上田さんをしのんで献花する参列者=海陽町宍喰浦の宍喰町民センター

 旧宍喰町(現海陽町)出身で7月に亡くなった元プロ野球監督の上田利治さんをしのぶお別れ会が20日、同町宍喰浦の宍喰町民センターであった。地域住民ら約200人が野球界に多大な功績を残した偉人との別れを惜しんだ。
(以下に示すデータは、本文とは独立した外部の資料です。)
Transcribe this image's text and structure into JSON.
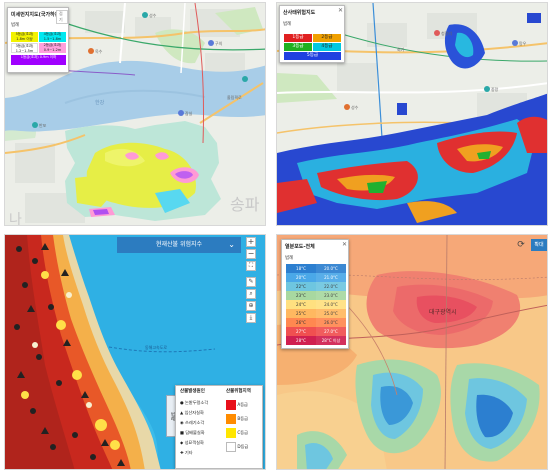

 参列者で黙とうを行った後、前田惠町長が「生前、古里をとても愛してくれた。これからも魅力あふれる町にしていきたい」と弔辞を述べた。妻の勝子さん(80)=川崎市=と長女の山下真友美さん(55)=埼玉県坂戸市=が「家族で帰省すると、いつも地域の方々が家族のように優しく接してくれた。集まってくれて感謝している」とあいさつした。

 参列者一人一人が上田さんの遺影が飾られた献花台に白菊の花を供え、手を合わせて冥福を祈った。阪急(現オリックス)や日本ハムの監督を務めていた時代のユニホームなどを展示する追悼コーナーもあった。

 同級生の井上出さん(80)=海陽町宍喰浦=は「強気で優しい人だった。阪急を応援するため西宮球場に行った日を思い出した」と懐かしんでいた。